Dysfunctional cerebellar Purkinje cells contribute to autism-like behaviour in Shank2-deficient mice

• Published in: Nature communications Vol. 7; no. 1; pp. 12627 - 14
• Main Authors: Peter, Saša, ten Brinke, Michiel M., Stedehouder, Jeffrey, Reinelt, Claudia M., Wu, Bin, Zhou, Haibo, Zhou, Kuikui, Boele, Henk-Jan, Kushner, Steven A., Lee, Min Goo, Schmeisser, Michael J., Boeckers, Tobias M., Schonewille, Martijn, Hoebeek, Freek E., De Zeeuw, Chris I.
• Format: Journal Article
• Language: English
• Published: London Nature Publishing Group UK 01.09.2016; Nature Publishing Group; Nature Portfolio
• Subjects: 13/1; 13/51; 14/19; 14/28; 631/378/1595; 631/378/1689/1373; 631/378/2632/1368; 64/60; 9/74; Animals; Autism; Autistic Disorder - genetics; Autistic Disorder - pathology; Behavior, Animal - physiology; Brain; Disease Models, Animal; Excitatory Postsynaptic Potentials - physiology; Humanities and Social Sciences; Mice; Mice, Inbred C57BL; Mice, Knockout; multidisciplinary; Mutation; Nerve Tissue Proteins - genetics; Neuronal Plasticity - genetics; Neurosciences; Pathology; Purkinje Cells - pathology; Science; Science (multidisciplinary); Social behavior; Social interaction; Netherlands; Germany
• ISSN: 2041-1723; 2041-1723
• DOI: 10.1038/ncomms12627

Loss-of-function mutations in the gene encoding the postsynaptic scaffolding protein SHANK2 are a highly penetrant cause of autism spectrum disorders (ASD) involving cerebellum-related motor problems.
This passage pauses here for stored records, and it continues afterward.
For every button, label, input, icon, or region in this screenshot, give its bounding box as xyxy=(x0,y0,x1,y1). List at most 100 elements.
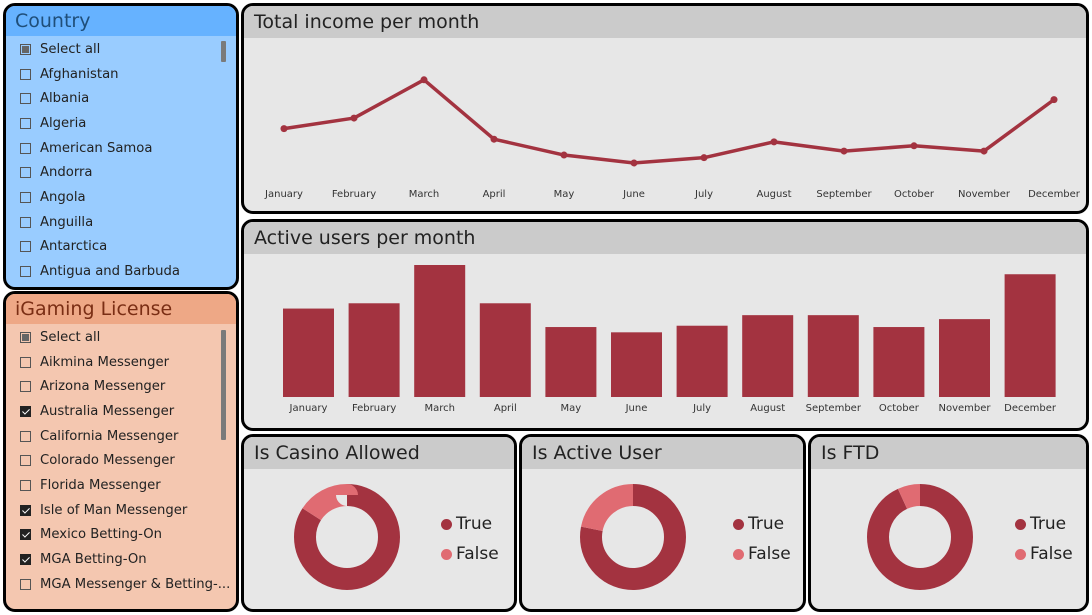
income-point-january[interactable] xyxy=(280,125,288,133)
license-item-label: Florida Messenger xyxy=(40,477,161,493)
checkbox-unchecked[interactable] xyxy=(20,381,31,393)
license-item-isle-of-man-messenger[interactable]: Isle of Man Messenger xyxy=(6,498,236,523)
checkbox-unchecked[interactable] xyxy=(20,167,31,179)
income-x-tick-label: November xyxy=(958,189,1011,200)
checkbox-unchecked[interactable] xyxy=(20,356,31,368)
license-item-label: California Messenger xyxy=(40,428,179,444)
country-slicer-title: Country xyxy=(6,6,236,36)
checkbox-checked[interactable] xyxy=(20,504,31,516)
checkbox-unchecked[interactable] xyxy=(20,266,31,278)
country-item-antigua-and-barbuda[interactable]: Antigua and Barbuda xyxy=(6,259,236,284)
income-x-tick-label: May xyxy=(554,189,575,200)
income-point-june[interactable] xyxy=(630,159,638,167)
users-bar-june[interactable] xyxy=(611,332,662,397)
legend-label: True xyxy=(456,514,493,534)
checkbox-unchecked[interactable] xyxy=(20,142,31,154)
legend-item-false[interactable]: False xyxy=(733,539,791,569)
checkbox-unchecked[interactable] xyxy=(20,216,31,228)
legend-item-true[interactable]: True xyxy=(441,509,499,539)
license-item-mexico-betting-on[interactable]: Mexico Betting-On xyxy=(6,523,236,548)
license-item-australia-messenger[interactable]: Australia Messenger xyxy=(6,399,236,424)
license-item-mga-betting-on[interactable]: MGA Betting-On xyxy=(6,547,236,572)
users-chart-card: Active users per month January February Ma… xyxy=(241,219,1089,431)
country-list[interactable]: Select all Afghanistan Albania Algeria Ameri… xyxy=(6,36,236,284)
income-point-july[interactable] xyxy=(700,154,708,162)
checkbox-checked[interactable] xyxy=(20,529,31,541)
users-x-tick-label: March xyxy=(424,403,454,414)
checkbox-unchecked[interactable] xyxy=(20,430,31,442)
license-item-aikmina-messenger[interactable]: Aikmina Messenger xyxy=(6,350,236,375)
checkbox-checked[interactable] xyxy=(20,554,31,566)
country-item-antarctica[interactable]: Antarctica xyxy=(6,235,236,260)
users-bar-february[interactable] xyxy=(348,303,400,397)
income-point-september[interactable] xyxy=(840,147,848,155)
users-bar-september[interactable] xyxy=(807,315,859,397)
legend-dot-icon xyxy=(441,518,452,530)
country-item-select-all[interactable]: Select all xyxy=(6,37,236,62)
license-scrollbar[interactable] xyxy=(221,330,226,440)
income-point-november[interactable] xyxy=(980,147,988,155)
legend-item-true[interactable]: True xyxy=(733,509,791,539)
country-item-label: Afghanistan xyxy=(40,66,119,82)
income-point-march[interactable] xyxy=(420,76,428,84)
income-point-february[interactable] xyxy=(350,114,358,122)
country-item-algeria[interactable]: Algeria xyxy=(6,111,236,136)
country-scrollbar[interactable] xyxy=(221,41,226,62)
license-item-select-all[interactable]: Select all xyxy=(6,325,236,350)
license-item-label: MGA Betting-On xyxy=(40,552,147,568)
users-x-tick-label: November xyxy=(938,403,991,414)
income-point-august[interactable] xyxy=(770,138,778,146)
checkbox-unchecked[interactable] xyxy=(20,455,31,467)
users-bar-chart: January February March April May June July Augu… xyxy=(283,265,1057,414)
license-item-mga-messenger-betting[interactable]: MGA Messenger & Betting-... xyxy=(6,572,236,597)
checkbox-unchecked[interactable] xyxy=(20,191,31,203)
country-item-anguilla[interactable]: Anguilla xyxy=(6,210,236,235)
users-bar-november[interactable] xyxy=(939,319,990,397)
checkbox-unchecked[interactable] xyxy=(20,479,31,491)
checkbox-unchecked[interactable] xyxy=(20,117,31,129)
country-item-andorra[interactable]: Andorra xyxy=(6,160,236,185)
country-item-label: Anguilla xyxy=(40,214,94,230)
legend-item-false[interactable]: False xyxy=(1015,539,1073,569)
income-x-tick-label: December xyxy=(1028,189,1081,200)
income-point-april[interactable] xyxy=(490,135,498,143)
country-item-label: Albania xyxy=(40,91,90,107)
income-point-december[interactable] xyxy=(1050,96,1058,104)
users-bar-august[interactable] xyxy=(742,315,794,397)
checkbox-unchecked[interactable] xyxy=(20,578,31,590)
users-bar-january[interactable] xyxy=(283,308,334,397)
checkbox-unchecked[interactable] xyxy=(20,68,31,80)
legend-label: False xyxy=(1030,544,1073,564)
users-bar-july[interactable] xyxy=(676,325,728,397)
country-item-afghanistan[interactable]: Afghanistan xyxy=(6,62,236,87)
income-chart-title: Total income per month xyxy=(244,6,1086,38)
checkbox-checked[interactable] xyxy=(20,405,31,417)
license-slicer: iGaming License Select all Aikmina Messen… xyxy=(3,291,239,612)
license-list[interactable]: Select all Aikmina Messenger Arizona Messe… xyxy=(6,324,236,597)
users-bar-march[interactable] xyxy=(414,265,466,397)
license-item-florida-messenger[interactable]: Florida Messenger xyxy=(6,473,236,498)
checkbox-partial[interactable] xyxy=(20,43,31,55)
users-bar-may[interactable] xyxy=(545,327,597,397)
country-item-american-samoa[interactable]: American Samoa xyxy=(6,136,236,161)
legend-item-true[interactable]: True xyxy=(1015,509,1073,539)
income-point-october[interactable] xyxy=(910,142,918,150)
checkbox-unchecked[interactable] xyxy=(20,93,31,105)
income-x-tick-label: September xyxy=(816,189,872,200)
country-item-angola[interactable]: Angola xyxy=(6,185,236,210)
users-bar-april[interactable] xyxy=(479,303,531,397)
country-item-albania[interactable]: Albania xyxy=(6,86,236,111)
ftd-card: Is FTD True False xyxy=(808,434,1089,612)
income-point-may[interactable] xyxy=(560,151,568,159)
license-item-california-messenger[interactable]: California Messenger xyxy=(6,424,236,449)
users-x-tick-label: October xyxy=(879,403,920,414)
users-bar-december[interactable] xyxy=(1004,274,1056,397)
donut-slice-true[interactable] xyxy=(867,484,973,590)
checkbox-unchecked[interactable] xyxy=(20,241,31,253)
license-item-colorado-messenger[interactable]: Colorado Messenger xyxy=(6,448,236,473)
users-bar-october[interactable] xyxy=(873,327,925,397)
legend-item-false[interactable]: False xyxy=(441,539,499,569)
checkbox-partial[interactable] xyxy=(20,331,31,343)
license-item-arizona-messenger[interactable]: Arizona Messenger xyxy=(6,374,236,399)
country-item-label: Andorra xyxy=(40,165,93,181)
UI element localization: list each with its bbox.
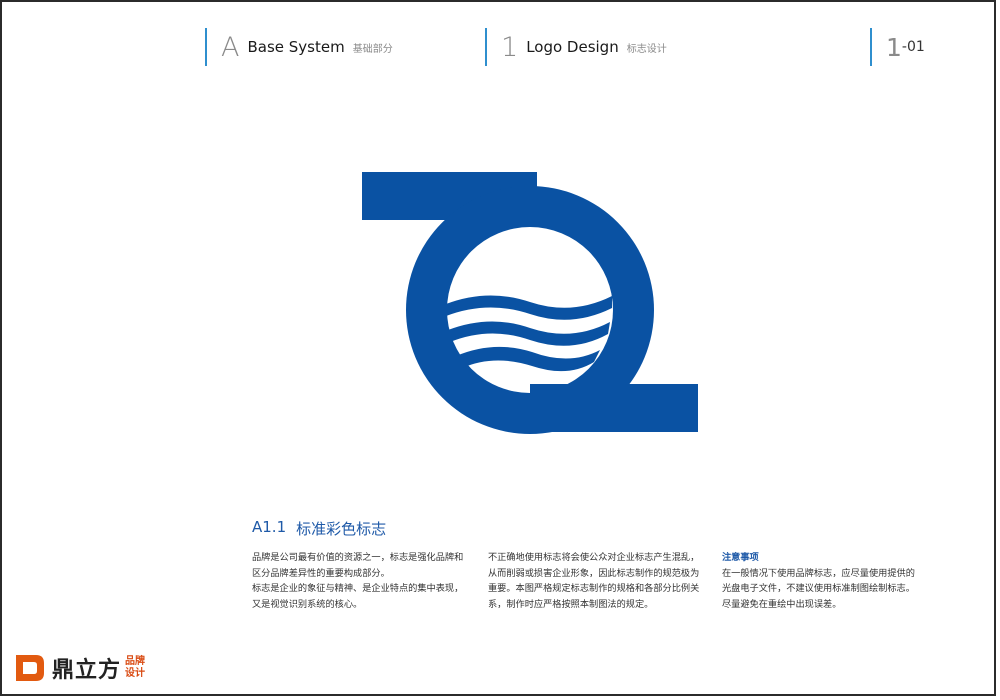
section-title: Base System xyxy=(247,38,345,56)
page-number-major: 1 xyxy=(886,32,902,62)
brand-sub-line: 品牌 xyxy=(125,656,146,667)
paragraph-line: 区分品牌差异性的重要构成部分。 xyxy=(252,567,390,579)
page-number-minor: -01 xyxy=(901,39,925,55)
paragraph-line: 标志是企业的象征与精神、是企业特点的集中表现， xyxy=(252,583,464,594)
section-number: A1.1 xyxy=(252,518,287,536)
chapter-subtitle: 标志设计 xyxy=(626,43,667,55)
chapter-title: Logo Design xyxy=(526,38,619,56)
section-subtitle: 基础部分 xyxy=(352,43,393,55)
chapter-number: 1 xyxy=(501,31,519,63)
divider xyxy=(485,28,487,66)
paragraph-line: 从而削弱或损害企业形象，因此标志制作的规范极为 xyxy=(488,567,700,579)
brand-sub-line: 设计 xyxy=(125,668,146,679)
header-page-number: 1 -01 xyxy=(870,28,925,66)
paragraph-line: 尽量避免在重绘中出现误差。 xyxy=(722,598,842,610)
standard-color-logo xyxy=(362,172,700,438)
section-heading: A1.1 标准彩色标志 xyxy=(252,518,386,539)
brand-watermark: 鼎立方 品牌 设计 xyxy=(14,652,145,684)
wave-circle-logo-icon xyxy=(362,172,698,434)
header-section: A Base System 基础部分 xyxy=(205,28,393,66)
notes-title: 注意事项 xyxy=(722,552,759,563)
d-square-logo-icon xyxy=(16,655,44,681)
paragraph-line: 在一般情况下使用品牌标志，应尽量使用提供的 xyxy=(722,567,915,579)
paragraph-line: 重要。本图严格规定标志制作的规格和各部分比例关 xyxy=(488,583,700,594)
brand-name: 鼎立方 xyxy=(52,658,122,683)
paragraph-line: 品牌是公司最有价值的资源之一，标志是强化品牌和 xyxy=(252,552,464,563)
paragraph-line: 不正确地使用标志将会使公众对企业标志产生混乱， xyxy=(488,552,700,563)
divider xyxy=(870,28,872,66)
brand-subtitle: 品牌 设计 xyxy=(125,656,145,680)
divider xyxy=(205,28,207,66)
section-title: 标准彩色标志 xyxy=(296,520,387,538)
description-column-1: 品牌是公司最有价值的资源之一，标志是强化品牌和 区分品牌差异性的重要构成部分。 … xyxy=(252,550,472,612)
header-chapter: 1 Logo Design 标志设计 xyxy=(485,28,667,66)
section-letter: A xyxy=(221,31,240,63)
description-column-2: 不正确地使用标志将会使公众对企业标志产生混乱， 从而削弱或损害企业形象，因此标志… xyxy=(488,550,708,612)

Recent studies have implicated cerebellar pathology in the aetiology of ASD. Here we evaluate the possibility that cerebellar Purkinje cells (PCs) represent a critical locus of ASD-like pathophysiology in mice lacking Shank2 . Absence of Shank2 impairs both PC intrinsic plasticity and induction of long-term potentiation at the parallel fibre to PC synapse. Moreover, inhibitory input onto PCs is significantly enhanced, most prominently in the posterior lobe where simple spike (SS) regularity is most affected. Using PC-specific Shank2 knockouts, we replicate alterations of SS regularity in vivo and establish cerebellar dependence of ASD-like behavioural phenotypes in motor learning and social interaction. These data highlight the importance of Shank2 for PC function, and support a model by which cerebellar pathology is prominent in certain forms of ASD. Mutations in SHANK2 are associated with autism spectrum disorders (ASD). Here, Peter et al. show that selective loss of Shank2 in Purkinje cells of the mouse cerebellum leads to deficits in plasticity, motor behaviour, and a social behaviour phenotype similar to that seen in ASD.